Is there life on Rosetta’s comet? New claims spark controversy
Two British scientists made the headlines on Monday, July 6, by making the extraordinary claim that Comet 67P/Churyumov-Gerasimenko hosts microbial alien life, which immediately sparked a wave of skepticism. The University of Buckingham’s Chandra Wickramasinghe and his colleague, Max Wallis of the University of Cardiff, presented their findings at the National Astronomy Meeting 2015, which is taking place this week in Llandudno, Wales.
“Rosetta has already shown that the comet is not to be seen as a deep-frozen inactive body, but supports geological processes and could be more hospitable to micro-life than our Arctic and Antarctic regions,” Wallis said.
The scientists stated that micro-organisms have shaped the comet’s activity resulting in distinct and unexpected features on its surface. The comet does, in fact, have a set of interesting attributes for further study. These include a black, carbon-containing crust and underlying ice; large, smooth ‘seas’; flat-bottomed craters and a surface peppered with mega-boulders. According to the researchers, the characteristic features might only be explained by the presence of microbial life.
Wallis and Wickramasinghe, through the use of computer simulations, claim that the micro-organisms probably require bodies of liquid water to colonize the comet and could inhabit cracks in its ice and ‘snow’. The temperatures, as low as -40 °C, are no problem for organisms containing anti-freeze salts. They noted that microbes have proven to be particularly good at adapting to such a frigid environment.
The researchers noticed that as the comet travels toward the closest point in its orbit (perihelion) around the Sun, the temperature is rising, the out-gassing is increasing, and any possible micro-organisms living on the comet should then become increasingly active.
Shortly after the new findings were announced, they attracted criticism from other scientists specializing in the search for extraterrestrial life, debunking the newly presented hypothesis.
“Certainly the presence of ice and organic solids on comets in general, and on Churyumov-Gerasimenko, in particular, is well established. However, jumping from that to micro-organisms and even to lakes of liquid water is going well beyond the data,” Chris McKay, an astrobiologist at NASA’s Ames Research Center told NBC News.
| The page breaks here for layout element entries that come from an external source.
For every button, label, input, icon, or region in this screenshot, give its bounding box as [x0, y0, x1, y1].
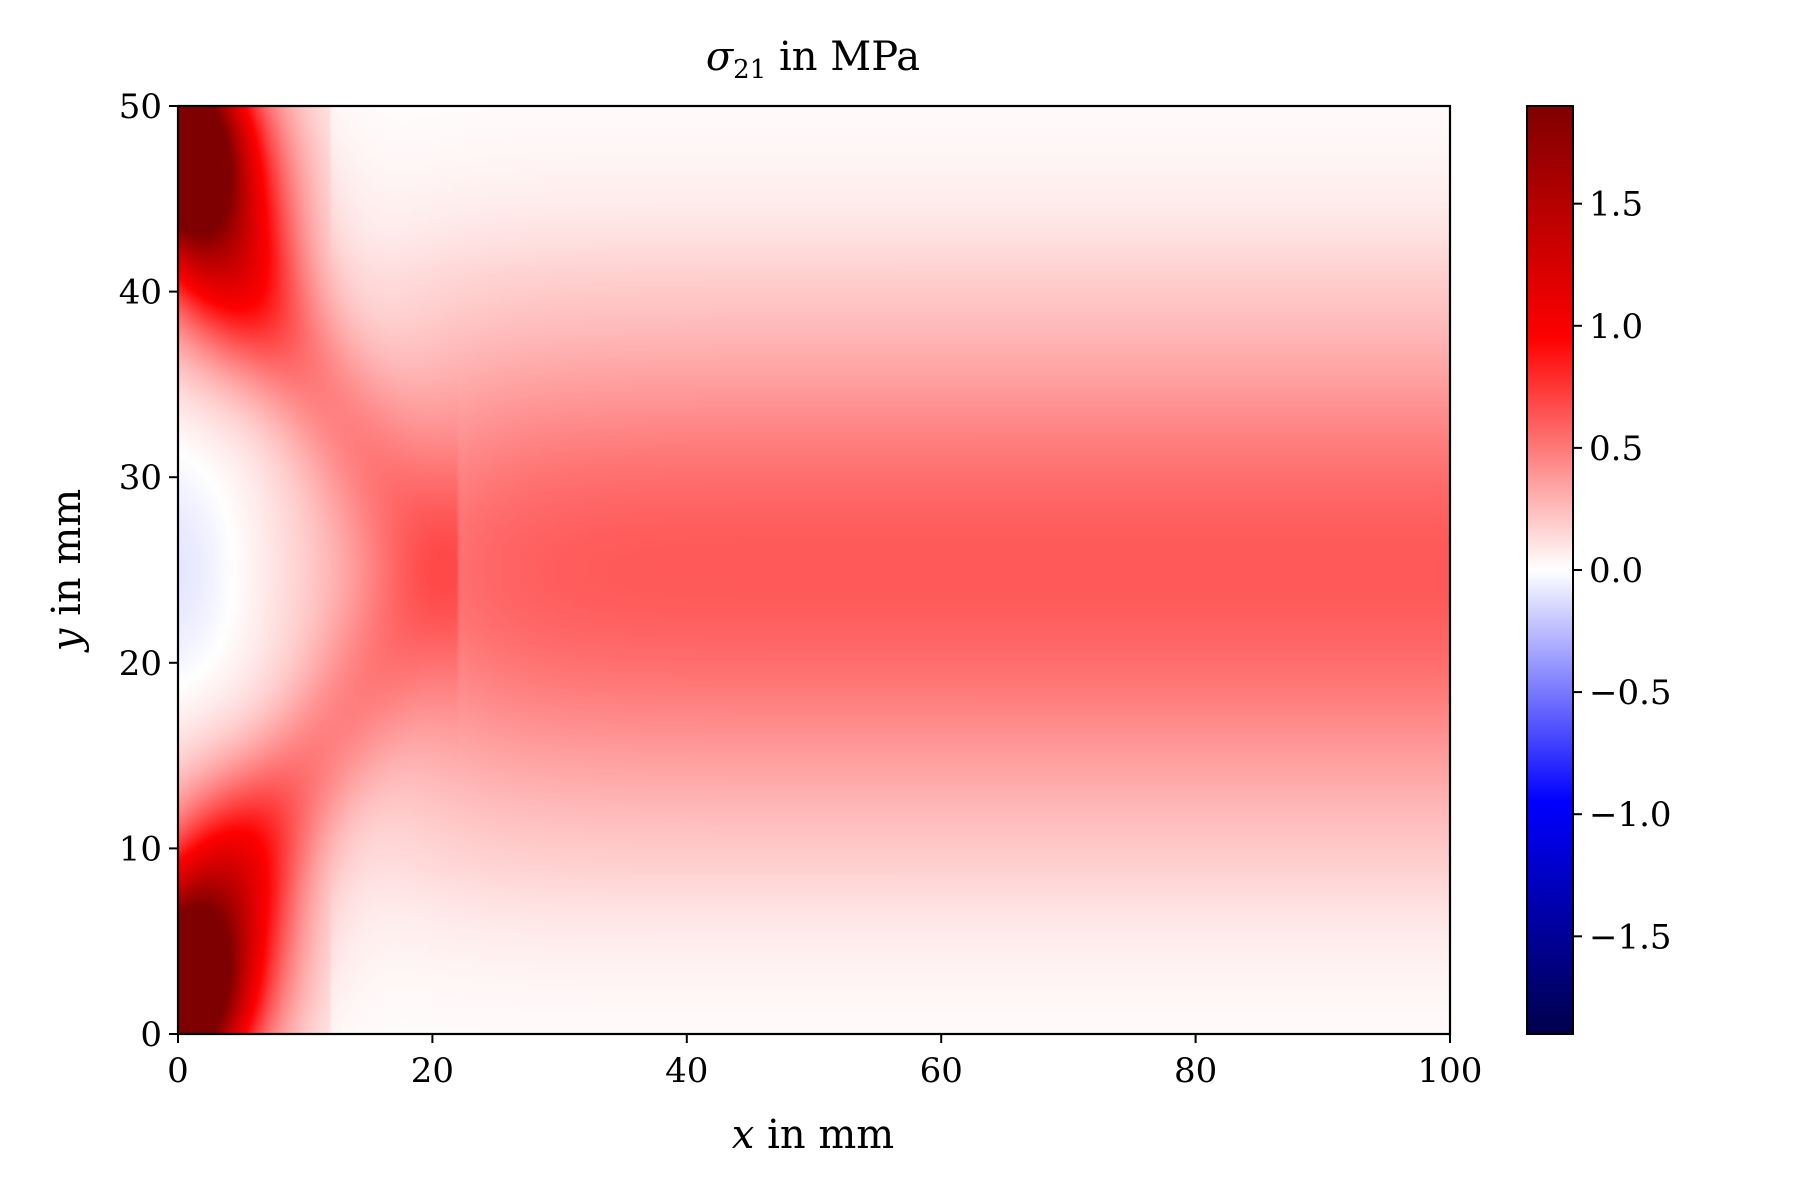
- heatmap-field: [178, 106, 1450, 1034]
- colorbar-gradient: [1527, 106, 1573, 1034]
- x-axis-label: x in mm: [732, 1112, 894, 1158]
- colorbar-tick-label: −1.0: [1589, 795, 1672, 835]
- colorbar-ticks: −1.5 −1.0 −0.5 0.0 0.5 1.0 1.5: [1573, 185, 1672, 957]
- y-tick-label: 10: [119, 829, 162, 869]
- y-axis-label: y in mm: [44, 489, 90, 653]
- x-tick-label: 0: [167, 1051, 189, 1091]
- y-tick-label: 50: [119, 87, 162, 127]
- x-axis: 0 20 40 60 80 100: [167, 1034, 1482, 1091]
- y-tick-label: 30: [119, 458, 162, 498]
- x-tick-label: 80: [1174, 1051, 1217, 1091]
- chart-title: σ21 in MPa: [706, 34, 920, 85]
- colorbar-tick-label: 0.0: [1589, 551, 1643, 591]
- y-axis: 0 10 20 30 40 50: [119, 87, 178, 1055]
- colorbar-tick-label: −0.5: [1589, 673, 1672, 713]
- y-tick-label: 20: [119, 644, 162, 684]
- colorbar-tick-label: −1.5: [1589, 917, 1672, 957]
- x-tick-label: 100: [1418, 1051, 1483, 1091]
- plot-frame: [176, 104, 1452, 1036]
- x-tick-label: 20: [411, 1051, 454, 1091]
- y-tick-label: 0: [140, 1015, 162, 1055]
- heatmap-image: [178, 106, 1450, 1034]
- y-tick-label: 40: [119, 273, 162, 313]
- colorbar-tick-label: 0.5: [1589, 429, 1643, 469]
- x-tick-label: 40: [665, 1051, 708, 1091]
- colorbar-tick-label: 1.0: [1589, 307, 1643, 347]
- x-tick-label: 60: [920, 1051, 963, 1091]
- colorbar-tick-label: 1.5: [1589, 185, 1643, 225]
- colorbar: −1.5 −1.0 −0.5 0.0 0.5 1.0 1.5: [1526, 105, 1672, 1035]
Sarah M. Hörst, an assistant professor of Earth and Planetary Science at Johns Hopkins University, is also skeptical, noting that chemistry can become super complex without life being involved. According to her, unusually complex organic molecules and interesting activity on the comet aren’t compelling signs of life.
“We know complex organics are generated many places in the Solar System through photochemistry and we know that type of organic material can be refractory, so I don’t see any compelling evidence from the press release that there is evidence for anything other than abiotic chemistry,” she told The Washington Post.
67P/Churyumov-Gerasimenko is currently being studied by ESA’s Rosetta orbiter along with the Philae lander on the comet’s surface. Philae would provide more insights on the recent claims but, unfortunately, after its troubled stay on the comet, communications with the probe are now irregular and unstable. The lander woke up after seven months of hibernation and the main concern for scientists now is to maintain contact with it.
“To continue conducting scientific work with Philae, we rely on long and predictable contact times,” said Philae Project Manager, Stephan Ulamec.
Once Philae can receive and execute extensive command sequences safely as well as store the measurement data and send it to the ground team, its 10 instruments will be operated again.
Meanwhile, Rosetta project scientist Matt Taylor has also addressed the recent ‘life on the comet’ claims, by saying: “It’s pure speculation, I think it is unlikely,” The Telegraph reports.
However, Wallis and Wickramasinghe, undeterred by the skepticism, see further evidence for life in the detection by Philae of abundant complex organic molecules on the surface of the comet and in the infrared images taken by Rosetta.
“If the Rosetta orbiter has found evidence of life on the comet, it would be a fitting tribute to mark the centenary of the birth of Sir Fred Hoyle, one of the undisputable pioneers of astrobiology,” Wickramasinghe concluded.